The 20-second bodycam footage of Andrew Brown Jr.’s fatal shooting was shown to his family on Monday. The heavily redacted video of the tragic incident was demanded by protestors last week, and Brown’s family finally got a chance to see it after a series of delays.
Andrew Brown Jr. was attempting to flee an arrest when law enforcement officers opened fire on his vehicle. Brown’s is the latest police killing of a minority that continues to feed the massive, country-wide protests – several high-profile incidents occurred last week. Despite the demand for bodycam footage, the North Carolina district attorney explained that the footage could not be released.
Brown’s family, along with political activists, expects answers from the bodycam footage. “To my understanding, there is body camera footage to this incident, and it has not been released,” Harry Daniels, the Brown family’s attorney explained. “A lot of speculation is going on – we’re asking for answers, accountability, and transparency.”
The footage was supposed to be released to the Brown family on Monday, but its reveal was delayed due to police redacting certain aspects of the video. “Show the tape,” Daniels said Monday. “If you ain’t got nothing to hide, show the tape.”
Michael Cox, the Pasquotank County Attorney explained that the process of blurring some faces on the video was still in progress. “The law also allows us to blur some faces on the video and that process takes time,” he said. “This may be done when necessary to protect an active internal investigation. As soon as these redactions are complete, we will allow the family to view this footage.”
The family was finally shown the 20-second snippet of Brown’s untimely death, but no official statements have been made regarding what the family saw. The public must wait for a court order to see the footage for themselves, according to North Carolina law. There are currently plans to file a motion in court to have the footage released, but when is still unknown.
As the video’s imminent release nears, Elizabeth City is taking precautions.

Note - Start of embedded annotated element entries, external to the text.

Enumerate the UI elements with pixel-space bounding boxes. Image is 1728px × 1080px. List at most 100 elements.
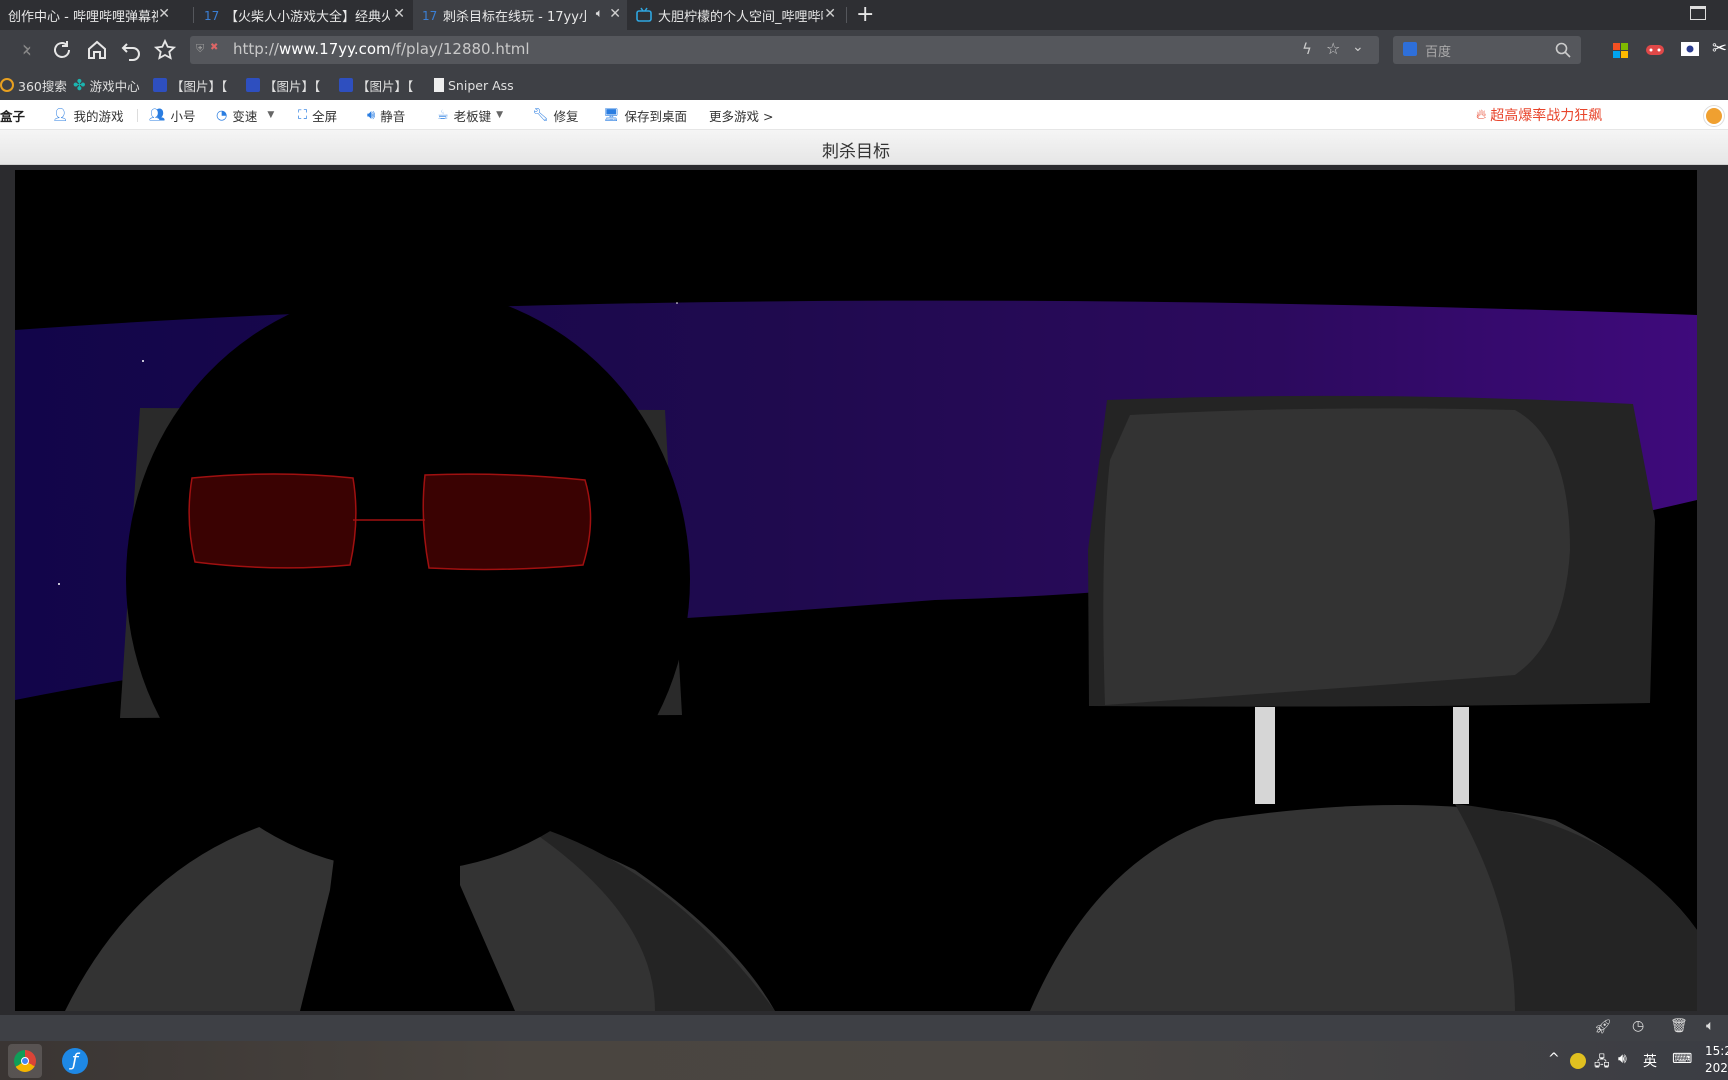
clock-time[interactable]: 15:2 (1705, 1044, 1728, 1058)
page-icon (434, 78, 444, 92)
tab-list-icon[interactable] (1690, 6, 1706, 20)
fullscreen-icon: ⛶ (298, 107, 308, 123)
bookmark-image-2[interactable]: 【图片】【 (246, 76, 320, 94)
close-icon[interactable]: ✕ (609, 6, 621, 22)
toolbar-label: 我的游戏 (73, 108, 124, 124)
search-input[interactable]: 百度 (1425, 41, 1451, 60)
search-icon[interactable] (1555, 42, 1571, 58)
toolbar-label: 老板键 (453, 108, 492, 124)
trash-icon[interactable]: 🗑︎ (1670, 1018, 1688, 1034)
speaker-icon: 🔊︎ (367, 107, 376, 123)
add-user-icon: 👥︎ (149, 107, 166, 123)
ime-indicator[interactable]: 英 (1643, 1051, 1657, 1071)
lightning-icon[interactable]: ϟ (1302, 40, 1312, 58)
flash-app-icon[interactable]: ƒ (62, 1048, 88, 1074)
tray-app-icon[interactable] (1570, 1053, 1586, 1069)
reload-icon[interactable] (50, 38, 74, 62)
browser-status-bar: 🚀︎ ◷ 🗑︎ 🔈︎ (0, 1015, 1728, 1041)
forward-icon[interactable]: › (14, 38, 38, 62)
shield-icon: ⛨ (196, 42, 205, 55)
chevron-down-icon: ▼ (496, 110, 504, 120)
toolbar-label: 全屏 (312, 108, 338, 124)
chrome-logo-icon (14, 1050, 36, 1072)
bookmark-label: 【图片】【 (171, 78, 228, 94)
boss-key-button[interactable]: ☕︎ 老板键 ▼ (437, 107, 504, 124)
mute-button[interactable]: 🔊︎ 静音 (367, 107, 405, 124)
tab-title: 【火柴人小游戏大全】经典火柴 (225, 9, 390, 25)
favorite-star-icon[interactable] (153, 38, 177, 62)
sunglasses-left-lens (188, 473, 357, 569)
id-card-icon[interactable] (1681, 41, 1699, 57)
tab-stickman-games[interactable]: 17 【火柴人小游戏大全】经典火柴 ✕ (203, 0, 411, 30)
speaker-icon[interactable]: 🔈︎ (596, 6, 603, 21)
close-icon[interactable]: ✕ (393, 6, 405, 22)
toolbar-label: 变速 (232, 108, 258, 124)
keyboard-icon[interactable]: ⌨︎ (1672, 1051, 1692, 1067)
bookmark-360-search[interactable]: 360搜索 (0, 76, 67, 94)
url-text: http://www.17yy.com/f/play/12880.html (233, 40, 530, 58)
repair-button[interactable]: 🔧︎ 修复 (532, 107, 579, 124)
url-protocol: http:// (233, 40, 279, 58)
chevron-down-icon[interactable]: ⌄ (1352, 39, 1364, 55)
close-icon[interactable]: ✕ (158, 6, 170, 22)
bookmark-game-center[interactable]: ✤ 游戏中心 (73, 76, 140, 94)
fire-icon: 🔥︎ (1476, 107, 1487, 123)
scissors-icon[interactable]: ✂ (1712, 38, 1727, 59)
bookmarks-bar: 360搜索 ✤ 游戏中心 【图片】【 【图片】【 【图片】【 Sniper Ass (0, 70, 1728, 100)
more-games-link[interactable]: 更多游戏 > (709, 107, 773, 124)
rocket-icon[interactable]: 🚀︎ (1594, 1019, 1612, 1035)
bookmark-sniper[interactable]: Sniper Ass (434, 76, 514, 94)
save-to-desktop-button[interactable]: 🖥︎ 保存到桌面 (603, 107, 687, 124)
headrest-post (1453, 707, 1469, 804)
volume-icon[interactable]: 🔊︎ (1618, 1051, 1627, 1067)
svg-text:17: 17 (422, 9, 437, 23)
url-domain: www.17yy.com (278, 40, 391, 58)
svg-text:17: 17 (204, 9, 219, 23)
chevron-down-icon: ▼ (267, 110, 275, 120)
volume-icon[interactable]: 🔈︎ (1706, 1018, 1714, 1034)
clock-speed-icon[interactable]: ◷ (1632, 1018, 1644, 1034)
network-icon[interactable]: 🖧︎ (1594, 1051, 1610, 1075)
star (142, 360, 144, 362)
sunglasses-right-lens (422, 473, 592, 571)
navigation-bar: ‹ › ⛨ ✖ http://www.17yy.com/f/play/12880… (0, 30, 1728, 70)
chevron-up-icon[interactable]: ^ (1548, 1051, 1560, 1067)
undo-icon[interactable] (119, 38, 143, 62)
headrest-post (1255, 707, 1275, 804)
desktop-icon: 🖥︎ (603, 107, 620, 123)
tab-title: 大胆柠檬的个人空间_哔哩哔哩 (658, 9, 823, 25)
17yy-favicon-icon: 17 (204, 9, 219, 23)
new-tab-button[interactable]: + (856, 2, 874, 27)
avatar[interactable] (1704, 106, 1724, 126)
tab-bilibili-creator[interactable]: 创作中心 - 哔哩哔哩弹幕视频 ✕ (0, 0, 176, 30)
star-icon[interactable]: ☆ (1326, 39, 1340, 58)
wrench-icon: 🔧︎ (532, 107, 549, 123)
bookmark-label: 【图片】【 (264, 78, 321, 94)
search-box[interactable]: 百度 (1393, 36, 1581, 64)
gamepad-icon[interactable] (1645, 42, 1665, 58)
chrome-app-icon[interactable] (8, 1044, 42, 1078)
tab-assassinate-target[interactable]: 17 刺杀目标在线玩 - 17yy小游 🔈︎ ✕ (413, 0, 627, 30)
game-box-label[interactable]: 盒子 (0, 107, 25, 124)
my-games-button[interactable]: 👤︎ 我的游戏 (52, 107, 124, 124)
right-headrest-face (1103, 408, 1570, 705)
360-search-icon (0, 78, 14, 92)
speed-button[interactable]: ◔ 变速 ▼ (216, 107, 275, 124)
close-icon[interactable]: ✕ (824, 6, 836, 22)
game-canvas[interactable] (15, 170, 1697, 1011)
page-title: 刺杀目标 (822, 142, 890, 162)
address-bar[interactable]: ⛨ ✖ http://www.17yy.com/f/play/12880.htm… (190, 36, 1379, 64)
promo-link[interactable]: 🔥︎ 超高爆率战力狂飙 (1476, 107, 1602, 124)
apps-grid-icon[interactable] (1613, 43, 1628, 58)
clock-date[interactable]: 202 (1705, 1061, 1728, 1075)
tab-bilibili-space[interactable]: 大胆柠檬的个人空间_哔哩哔哩 ✕ (630, 0, 842, 30)
game-container (0, 166, 1728, 1015)
star (676, 302, 678, 304)
fullscreen-button[interactable]: ⛶ 全屏 (298, 107, 338, 124)
bookmark-image-3[interactable]: 【图片】【 (339, 76, 413, 94)
star (58, 583, 60, 585)
home-icon[interactable] (85, 38, 109, 62)
bookmark-label: 【图片】【 (357, 78, 414, 94)
alt-account-button[interactable]: 👥︎ 小号 (149, 107, 196, 124)
bookmark-image-1[interactable]: 【图片】【 (153, 76, 227, 94)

The city’s emergency proclamation confirmed that city officials will file a formal request to release the video to the public, and as “it seems likely that the video and audio footage will be released in the very near future,” Elizabeth City declared a state of emergency Monday, “in order to ensure the safety of our citizens and their property.”
The emergency proclamation explained that “city officials realize there may be a potential period of unrest within the City following the public release of the footage.”
Movements continue to spread across the country as incidents of police brutality seem to increase. For most, transparency is the most important aspect – looking for answers in the bodycam footage as to why police act in ways that seem unnecessarily violent towards minority groups.
Speaking on the Andrew Brown Jr. incident, Pasquotank County NAACP President, Keith Rivers attests that the major issue is transparency. “If you can release the video footage on Monday or if you can petition the courts to release it on Monday, as you said in your video, you could have done it three or four days ago,” he said, “Which would have created the transparency that you continue to say that you are displaying but, we have not yet seen it. It only seems like the more people that get involved in — the more people that are standing for justice — the more you’re saying let’s do this.”
Brown’s killing occurred just one day after Nickolas Reardon fatally shot a 16-year-old girl. The United States continues to divide as Americans take sides in the police brutality argument, some claiming the force is justified and others condemning law enforcement.